학술논문

Online addiction analysis and identification of students by applying gd-LSTM algorithm to educational behaviour data
Document Type
article
Source
Journal of Intelligent Systems, Vol 33, Iss 1, Pp 1869-79 (2024)
Subject
lstm
dropout algorithm
internet addiction identification
stochastic models
time-series features
Science
Electronic computers. Computer science
QA75.5-76.95
Language
English
ISSN
2191-026X
Abstract
Internet has become the primary source of extracurricular entertainment for college students in today’s information age of Internet entertainment. However, excessive Internet addiction (IA) can negatively impact a student’s daily life and academic performance.
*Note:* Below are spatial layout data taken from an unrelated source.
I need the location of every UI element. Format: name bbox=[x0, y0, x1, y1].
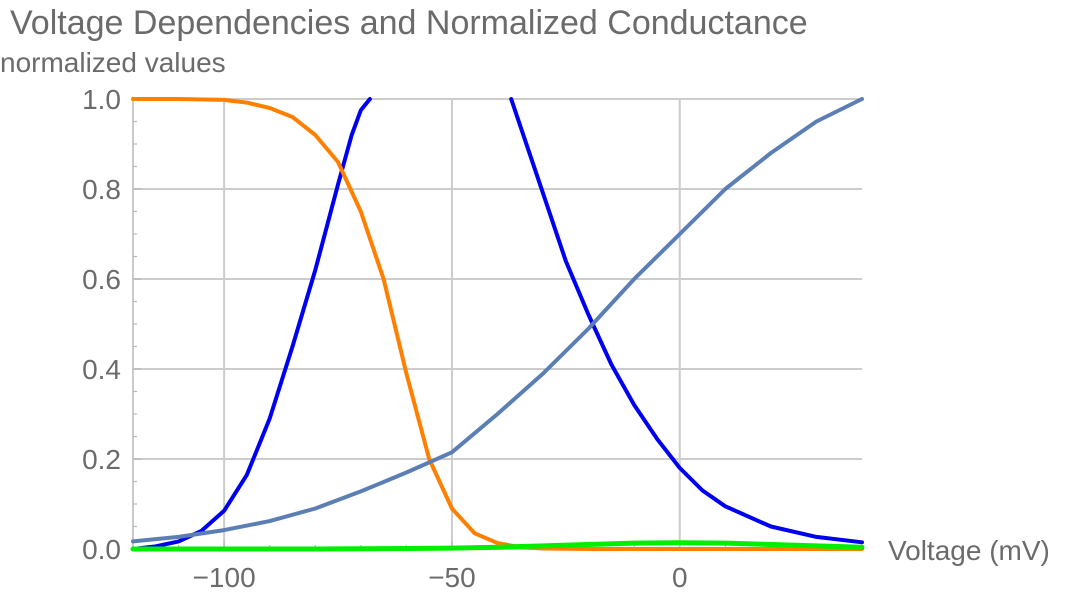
tick-labels: 0.0 0.2 0.4 0.6 0.8 1.0 −100 −50 0 bbox=[82, 84, 687, 593]
series-line-2 bbox=[131, 97, 864, 551]
series-line-4 bbox=[131, 97, 864, 544]
x-tick-label: −50 bbox=[428, 562, 476, 593]
x-tick-label: −100 bbox=[193, 562, 256, 593]
x-tick-label: 0 bbox=[672, 562, 688, 593]
y-axis-label: normalized values bbox=[0, 47, 226, 78]
y-tick-label: 1.0 bbox=[82, 84, 121, 115]
series-line-3 bbox=[509, 97, 864, 545]
y-tick-label: 0.4 bbox=[82, 354, 121, 385]
chart-title: Voltage Dependencies and Normalized Cond… bbox=[10, 4, 808, 42]
y-tick-label: 0.0 bbox=[82, 534, 121, 565]
y-tick-label: 0.8 bbox=[82, 174, 121, 205]
y-tick-label: 0.6 bbox=[82, 264, 121, 295]
x-axis-label: Voltage (mV) bbox=[888, 535, 1050, 566]
series-line-5 bbox=[130, 540, 865, 552]
y-tick-label: 0.2 bbox=[82, 444, 121, 475]
series-line-1 bbox=[131, 97, 372, 551]
series-group bbox=[130, 97, 865, 552]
This study used Stochastic models to gather data on campus education behaviour, extract the temporal characteristics of university students’ behaviour, and build a Stochastic dropout long short-term memory (LSTM) network by fusing Dropout and LSTM algorithms in order to identify and analyse the degree of IA among university students. The model is then used to locate and forecast the multidimensional vectors gathered, and finally to locate and evaluate the extent of university students’ Internet addiction. According to the experiment’s findings, there were 4.23% Internet-dependent students among the overall (5,861 university students), and 95.66% of those students were male. The study examined the model using four dimensions, and the experimental findings revealed that the predictive model suggested in the study had much superior predictive performance than other models, scoring 0.73, 0.72, 0.74, and 0.74 on each dimension, respectively. The prediction model outperformed other algorithms overall and in the evaluation of the four dimensions, performing more evenly than other algorithms in the performance comparison test with other similar models. This demonstrated the superiority of the research model.